Marslandung + Nahost-Konflikt + Vermögensverwaltung

Mit dem erfolgreichen Absetzen eines Erkundungsfahrzeugs auf dem Mars ist China seinem Ziel einen großen Schritt näher gelangt, "eine Weltraum-Macht in vollem Umfang" zu werden. Beijing will die wissenschaftlichen, ökonomischen, militärischen und diplomatischen Vorteile seines Raumfahrtprogramms nutzen, das zugleich eine wichtige Quelle des Nationalstolzes und zentral im Wettstreit mit den USA ist. 

Der Rover „Zhurong“ (祝融号) ist Teil von Beijings erster unbemannter Mars-Mission Tianwen-1 (天问一号). Er soll die Topographie, Bodenstruktur, Magnetfelder und das Klima des Roten Planeten erkunden und nach potenziellen unterirdischen Wassereisvorkommen suchen, die in ferner Zukunft eine Besiedlung unterstützen könnten. 

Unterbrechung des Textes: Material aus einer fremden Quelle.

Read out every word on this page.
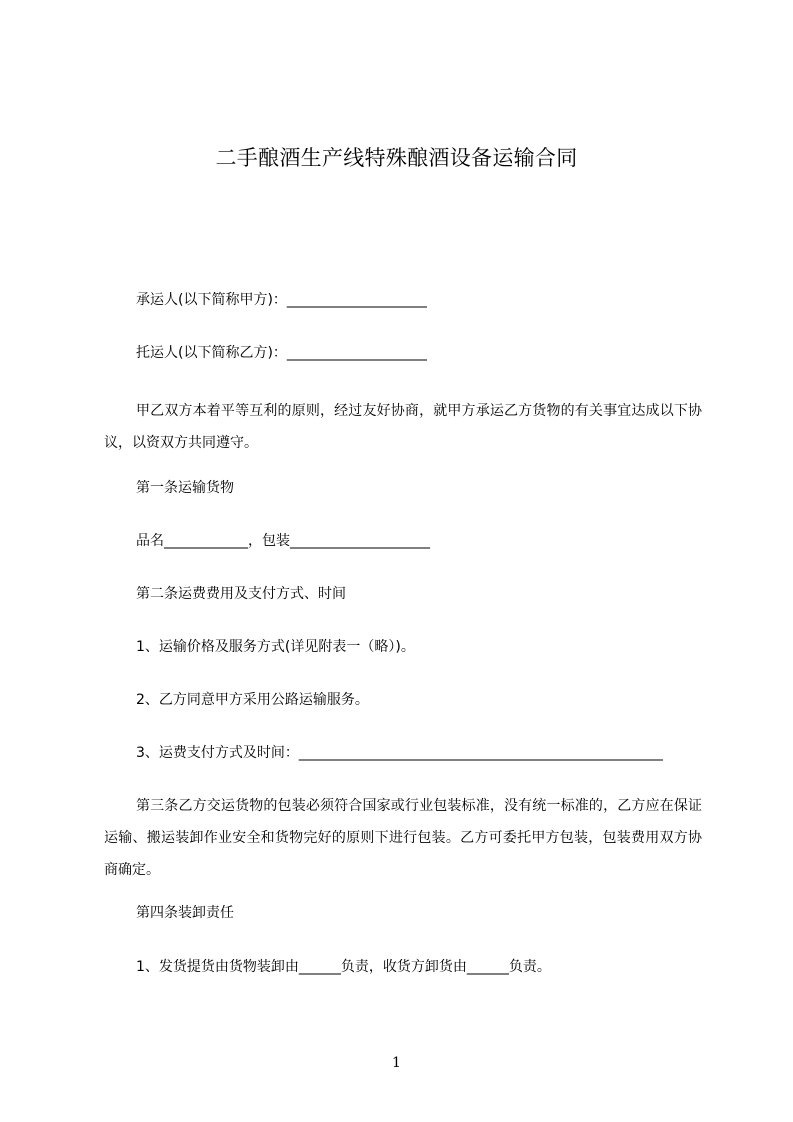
二手酿酒生产线特殊酿酒设备运输合同
承运人(以下简称甲方)：____________________
托运人(以下简称乙方)：____________________
甲乙双方本着平等互利的原则，经过友好协商，就甲方承运乙方货物的有关事宜达成以下协议，以资双方共同遵守。
第一条运输货物
品名____________，包装____________________
第二条运费费用及支付方式、时间
1、运输价格及服务方式(详见附表一（略）)。
2、乙方同意甲方采用公路运输服务。
3、运费支付方式及时间：____________________________________________________
第三条乙方交运货物的包装必须符合国家或行业包装标准，没有统一标准的，乙方应在保证运输、搬运装卸作业安全和货物完好的原则下进行包装。乙方可委托甲方包装，包装费用双方协商确定。
第四条装卸责任
1、发货提货由货物装卸由______负责，收货方卸货由______负责。
1
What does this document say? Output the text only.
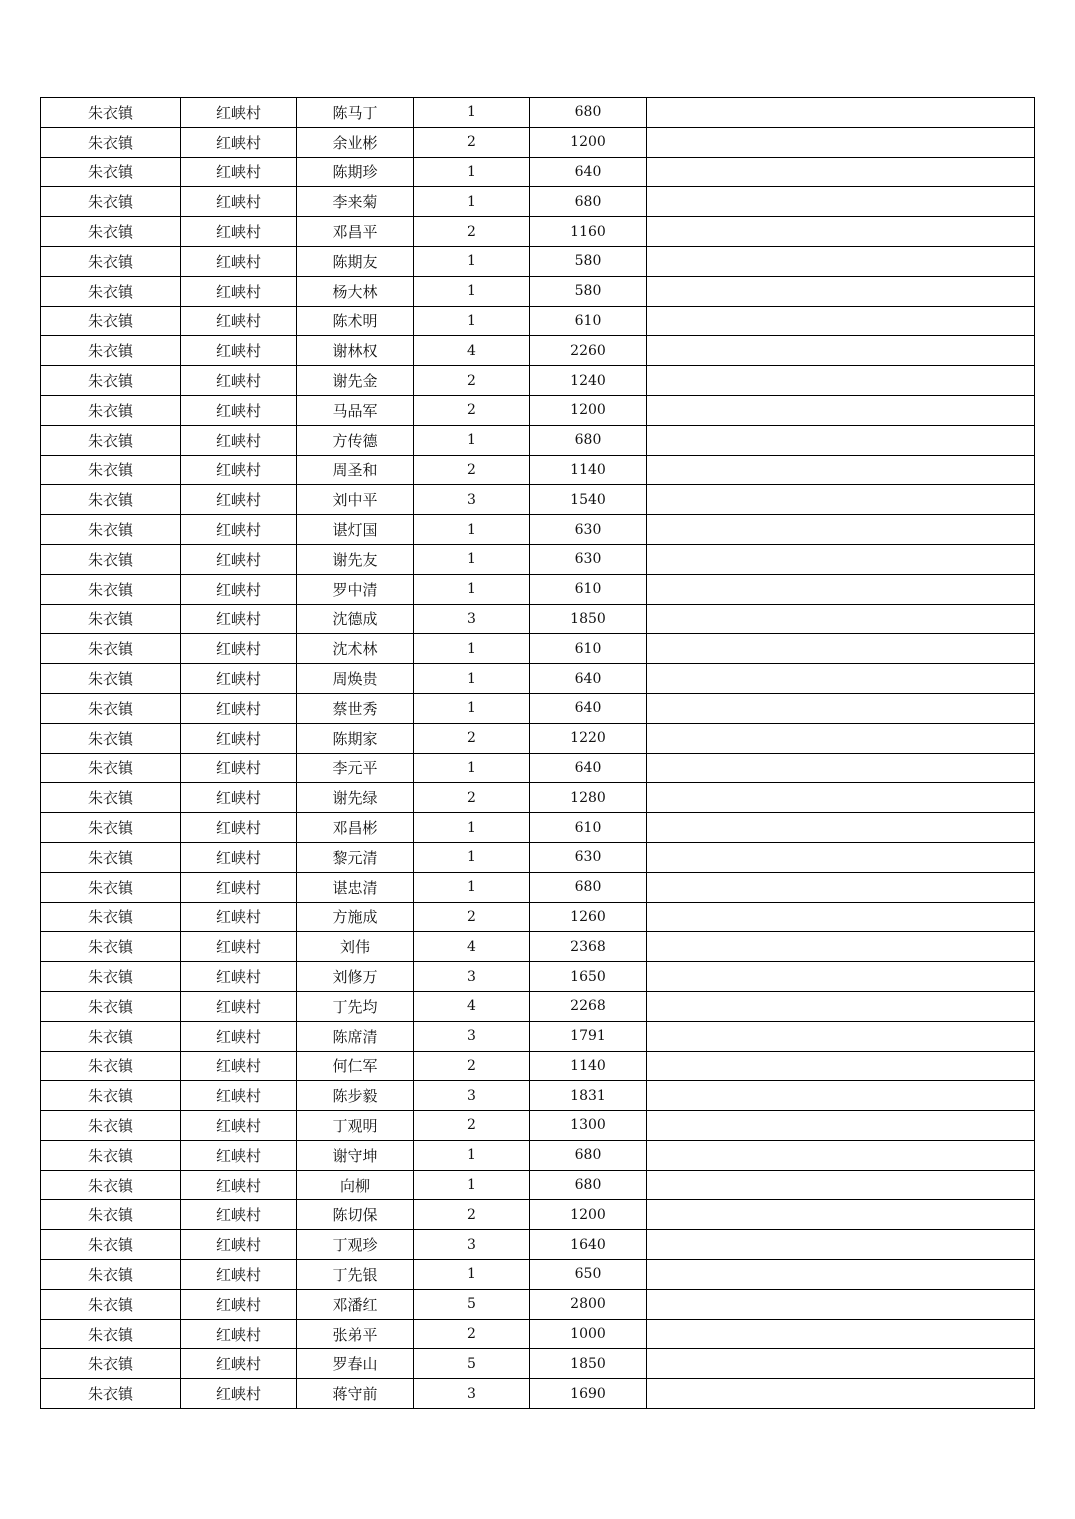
朱衣镇	红峡村	陈马丁	1	680	
朱衣镇	红峡村	余业彬	2	1200	
朱衣镇	红峡村	陈期珍	1	640	
朱衣镇	红峡村	李来菊	1	680	
朱衣镇	红峡村	邓昌平	2	1160	
朱衣镇	红峡村	陈期友	1	580	
朱衣镇	红峡村	杨大林	1	580	
朱衣镇	红峡村	陈术明	1	610	
朱衣镇	红峡村	谢林权	4	2260	
朱衣镇	红峡村	谢先金	2	1240	
朱衣镇	红峡村	马品军	2	1200	
朱衣镇	红峡村	方传德	1	680	
朱衣镇	红峡村	周圣和	2	1140	
朱衣镇	红峡村	刘中平	3	1540	
朱衣镇	红峡村	谌灯国	1	630	
朱衣镇	红峡村	谢先友	1	630	
朱衣镇	红峡村	罗中清	1	610	
朱衣镇	红峡村	沈德成	3	1850	
朱衣镇	红峡村	沈术林	1	610	
朱衣镇	红峡村	周焕贵	1	640	
朱衣镇	红峡村	蔡世秀	1	640	
朱衣镇	红峡村	陈期家	2	1220	
朱衣镇	红峡村	李元平	1	640	
朱衣镇	红峡村	谢先绿	2	1280	
朱衣镇	红峡村	邓昌彬	1	610	
朱衣镇	红峡村	黎元清	1	630	
朱衣镇	红峡村	谌忠清	1	680	
朱衣镇	红峡村	方施成	2	1260	
朱衣镇	红峡村	刘伟	4	2368	
朱衣镇	红峡村	刘修万	3	1650	
朱衣镇	红峡村	丁先均	4	2268	
朱衣镇	红峡村	陈席清	3	1791	
朱衣镇	红峡村	何仁军	2	1140	
朱衣镇	红峡村	陈步毅	3	1831	
朱衣镇	红峡村	丁观明	2	1300	
朱衣镇	红峡村	谢守坤	1	680	
朱衣镇	红峡村	向柳	1	680	
朱衣镇	红峡村	陈切保	2	1200	
朱衣镇	红峡村	丁观珍	3	1640	
朱衣镇	红峡村	丁先银	1	650	
朱衣镇	红峡村	邓潘红	5	2800	
朱衣镇	红峡村	张弟平	2	1000	
朱衣镇	红峡村	罗春山	5	1850	
朱衣镇	红峡村	蒋守前	3	1690	
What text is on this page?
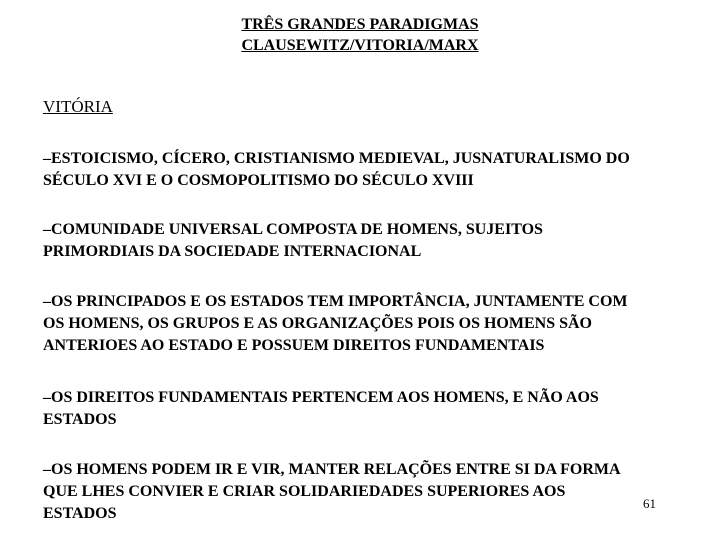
TRÊS GRANDES PARADIGMAS
CLAUSEWITZ/VITORIA/MARX
VITÓRIA

–ESTOICISMO, CÍCERO, CRISTIANISMO MEDIEVAL, JUSNATURALISMO DO
SÉCULO XVI E O COSMOPOLITISMO DO SÉCULO XVIII

–COMUNIDADE UNIVERSAL COMPOSTA DE HOMENS, SUJEITOS
PRIMORDIAIS DA SOCIEDADE INTERNACIONAL

–OS PRINCIPADOS E OS ESTADOS TEM IMPORTÂNCIA, JUNTAMENTE COM
OS HOMENS, OS GRUPOS E AS ORGANIZAÇÕES POIS OS HOMENS SÃO
ANTERIOES AO ESTADO E POSSUEM DIREITOS FUNDAMENTAIS

–OS DIREITOS FUNDAMENTAIS PERTENCEM AOS HOMENS, E NÃO AOS
ESTADOS

–OS HOMENS PODEM IR E VIR, MANTER RELAÇÕES ENTRE SI DA FORMA
QUE LHES CONVIER E CRIAR SOLIDARIEDADES SUPERIORES AOS
ESTADOS

61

Die Landung ist ein historischer Erfolg für das Raumfahrtprogramm der China National Space Administration. Und sie kommt im 100. Gründungsjahr der Kommunistischen Partei besonders gelegen. Auf der Titelseite der „Volkszeitung“ wurde eine Botschaft von Präsident Xi Jinping abgedruckt, deren Überschrift in roter Farbe gedruckt war. Darin lobte Xi Chinas „Sprung an die Weltspitze bei der Erkundung anderer Planeten" und betonte die Bedeutung der Mission nicht nur für die Menschheit, sondern auch für die „Autonomie Chinas in Wissenschaft und Technologie". 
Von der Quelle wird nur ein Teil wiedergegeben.